Isolation of Cell Organelles - Subcellular Fractionation

In this article, we are going to see how to isolate different organelles? First of all, I would like to ask, why is there a need to isolate organelles of the cell? I would argue that there is electron microscopy to see all the minute details of the cell. Then why to isolate different organelles?
The answer is, yes, definitely, the electron microscopy can be used for detailed visualization of the cell; however, it cannot determine the functions of the cell. Here comes the need to isolate the components of the cell - to study about its functions and hence, to do so, it is necessary to isolate them in intact form which can be used for biochemical studies. Hence, this can be accomplished using the technique, differential centrifugation followed by density-gradient centrifugation.

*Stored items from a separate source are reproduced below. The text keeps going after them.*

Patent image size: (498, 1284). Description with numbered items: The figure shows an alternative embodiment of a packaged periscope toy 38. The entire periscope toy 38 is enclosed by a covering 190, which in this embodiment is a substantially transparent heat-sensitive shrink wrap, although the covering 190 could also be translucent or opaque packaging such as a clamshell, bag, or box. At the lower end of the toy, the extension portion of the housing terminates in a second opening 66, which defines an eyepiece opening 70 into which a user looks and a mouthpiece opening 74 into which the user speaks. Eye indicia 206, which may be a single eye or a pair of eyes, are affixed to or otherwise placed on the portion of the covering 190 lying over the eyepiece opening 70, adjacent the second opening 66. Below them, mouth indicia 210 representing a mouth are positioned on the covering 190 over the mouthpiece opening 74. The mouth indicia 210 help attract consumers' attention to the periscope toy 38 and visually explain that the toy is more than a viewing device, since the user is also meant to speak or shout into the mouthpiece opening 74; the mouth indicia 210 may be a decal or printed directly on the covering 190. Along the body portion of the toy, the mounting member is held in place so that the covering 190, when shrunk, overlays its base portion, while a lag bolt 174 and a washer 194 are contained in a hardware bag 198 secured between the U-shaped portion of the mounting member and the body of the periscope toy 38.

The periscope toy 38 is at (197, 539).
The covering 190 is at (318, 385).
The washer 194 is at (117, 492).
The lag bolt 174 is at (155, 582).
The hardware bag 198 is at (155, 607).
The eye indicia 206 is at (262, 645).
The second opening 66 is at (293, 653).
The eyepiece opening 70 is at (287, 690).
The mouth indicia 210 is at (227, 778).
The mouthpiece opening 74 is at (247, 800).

This method (differential centrifugation) is based on the principle that the cell components separate on the basis of the size and density. Following are the steps to separate cell components:

Diagrammatic Representation of Subcellular Fractionation

• Disruption of plasma membrane/ Cell lysis: The first step in the process of differential centrifugation is the disruption of the plasma membrane or cell lysis in such a way that there is no harm to internal components of the cell i.e.; all the organelles remain intact. This can be done by several methods, like sonication (subjecting the cells to high-frequency sound); grinding in a homogenizer etc. This process is carried out in a buffer solution to maintain the osmotic environment to keep the components intact. This results in a solution containing broken cells, small fragments of plasma membrane, endoplasmic reticulum while it leaves the organelles of the cell (like mitochondria, nuclei, lysosomes etc.) intact. This solution is called a lysate or homogenate.
  
  
• Ultracentrifugation:  The lysate is subjected to series of centrifugations which will fractionate into several components in an 'ultracentrifuge' which will rotate the samples at very high speeds. This will produce very high force and these forces will enable the components of the cell to settle down and form a pellet. This process of sedimentation will depend on the size and the density of the components with largest and heaviest components sedimenting first. The homogenate is first subjected to low speeds of around 800g for 10 minutes which will sediment unbroken cells and the largest cell organelle, nucleus. Thus, an enriched pellet of nucleus is obtained while supernatant (the remaining solution) contains other cellular components.
  The supernatant is further subjected to higher speeds (10,000-20,000g for 10 minutes) to sediment mitochondria, lysosomes, peroxisomes. The supernatant is again centrifuged to further high speeds (this time at 100,000 for 1 hour) resulting in fragments of plasma membrane and endoplasmic reticulum in the pellet.
  The final centrifugation step is done by further spinning it at very high speed which results in the ribosome sediments. The supernatant left is just cytosol.

The fractions which are obtained here, are enriched in corresponding organelle components, still, these fractions are not pure. So, to obtain pure components, further, density-gradient centrifugations have to be performed. In this process, the components are separated by sedimentation by a gradient of dense substance like sucrose. So, here, the sample is layered at the top of a gradient (sucrose). There is sedimentation of particles according to their sizes through gradient at different rates and discrete layers are formed. Thus, there is collection of each fraction which contains organelles of similar size (like mitochondria, lysosomes etc.)